Гриша откинул несколько подмоченных нумеров «Московских Ведомостей», выписываемых стариком Махмуровым и еще менее теперешних газет отражавших настоящее настроение жизни, но все-таки выражающих сочувствие или несочувствие хотя к выборам депутатов в национальное собрание, бегло пересмотрел письма, и откинул те, которые были к отцу.

— От Елабужского ничего нет! — сказал он, и вдруг увидал одно с заграничным штемпелем и иностранными почтовыми марками, (русских тогда еще и не было), посмотрел на адрес, и сердце забилось у него: почерк адреса был незнакомый! Но письмо было адресовано ему, Грише, в Петербург, в их собственный дом, откуда, переадресованное управляющим, было прислано в деревню.

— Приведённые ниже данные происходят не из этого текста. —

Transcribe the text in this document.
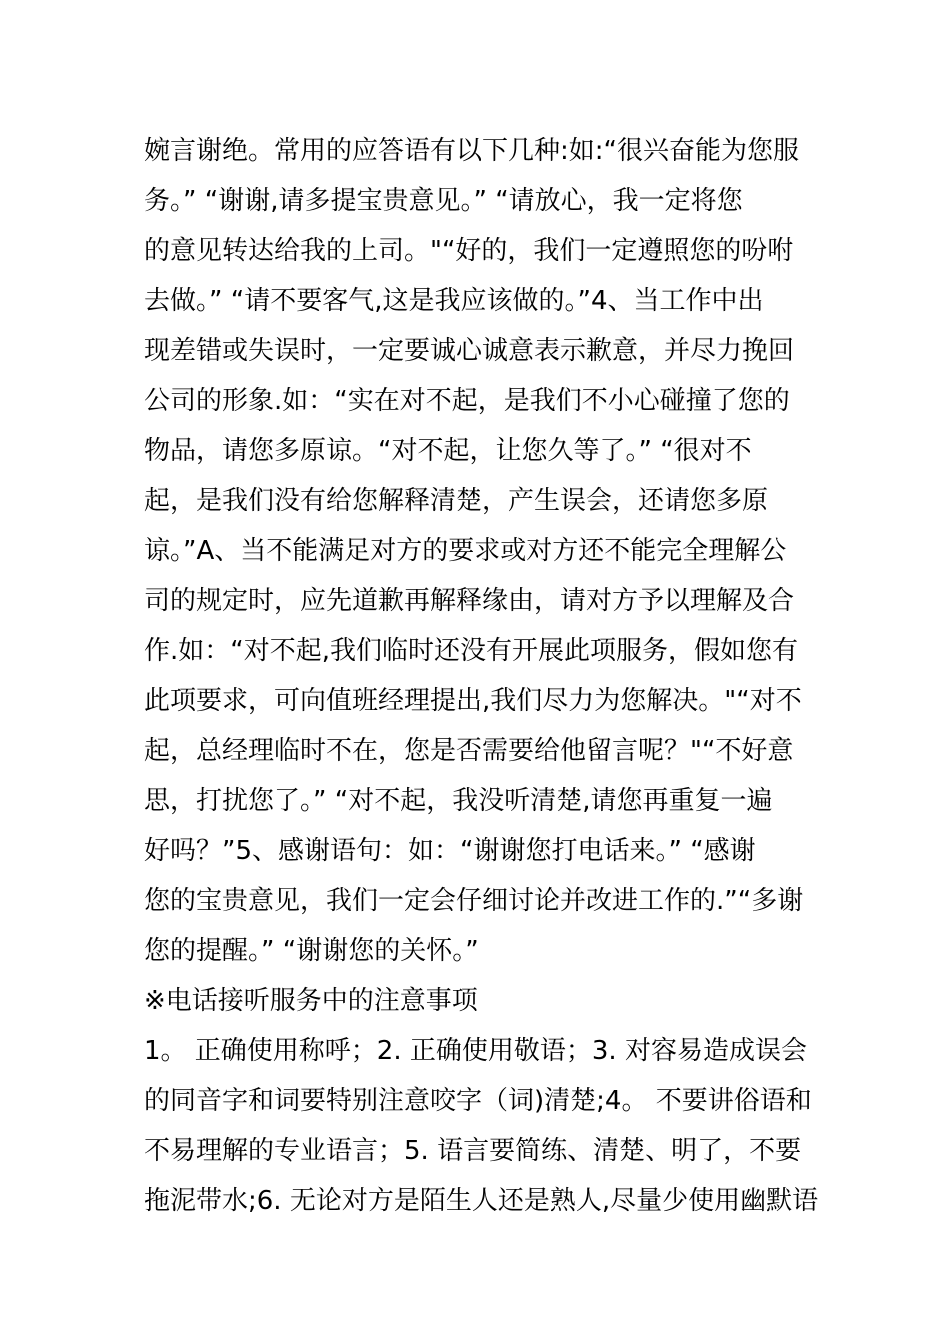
婉言谢绝。常用的应答语有以下几种:如:“很兴奋能为您服
务。” “谢谢,请多提宝贵意见。” “请放心，我一定将您
的意见转达给我的上司。"“好的，我们一定遵照您的吩咐
去做。” “请不要客气,这是我应该做的。”4、当工作中出
现差错或失误时，一定要诚心诚意表示歉意，并尽力挽回
公司的形象.如：“实在对不起，是我们不小心碰撞了您的
物品，请您多原谅。“对不起，让您久等了。” “很对不
起，是我们没有给您解释清楚，产生误会，还请您多原
谅。”A、当不能满足对方的要求或对方还不能完全理解公
司的规定时，应先道歉再解释缘由，请对方予以理解及合
作.如：“对不起,我们临时还没有开展此项服务，假如您有
此项要求，可向值班经理提出,我们尽力为您解决。"“对不
起，总经理临时不在，您是否需要给他留言呢？"“不好意
思，打扰您了。” “对不起，我没听清楚,请您再重复一遍
好吗？”5、感谢语句：如：“谢谢您打电话来。” “感谢
您的宝贵意见，我们一定会仔细讨论并改进工作的.”“多谢
您的提醒。” “谢谢您的关怀。”
※电话接听服务中的注意事项
1。 正确使用称呼；2. 正确使用敬语；3. 对容易造成误会
的同音字和词要特别注意咬字（词)清楚;4。 不要讲俗语和
不易理解的专业语言；5. 语言要简练、清楚、明了，不要
拖泥带水;6. 无论对方是陌生人还是熟人,尽量少使用幽默语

«От кого бы это?» подумал Григорий Махмуров. Русских за границей в то время путешествовало немного, и Гриша не припоминал никого, кроме одной, и мысль его, разумеется, остановилась на Лизе. Дрожащей рукой Гриша разорвал заклеенный наглухо конверт, выдернул письмо и разочаровался: почерк был не её, не Лизы!

«Однако, от кого же это?» подумал Гриша с неменьшим нетерпением, и стал отыскивать подпись.

Письмо было большое. Несколько топких листиков почтовой бумаги были исписаны плотно, и Гриша насилу нашел подпись. Он прочел ее: — А. Полярский!

— Полярский! — воскликнул Гриша и почувствовал, что холод сжал его сердце. Имя Лизы как-то неразрывно связалось в его уме с письмом Полярского и пришло ему на ум прежде, нежели он подумал: «что бы это значило!»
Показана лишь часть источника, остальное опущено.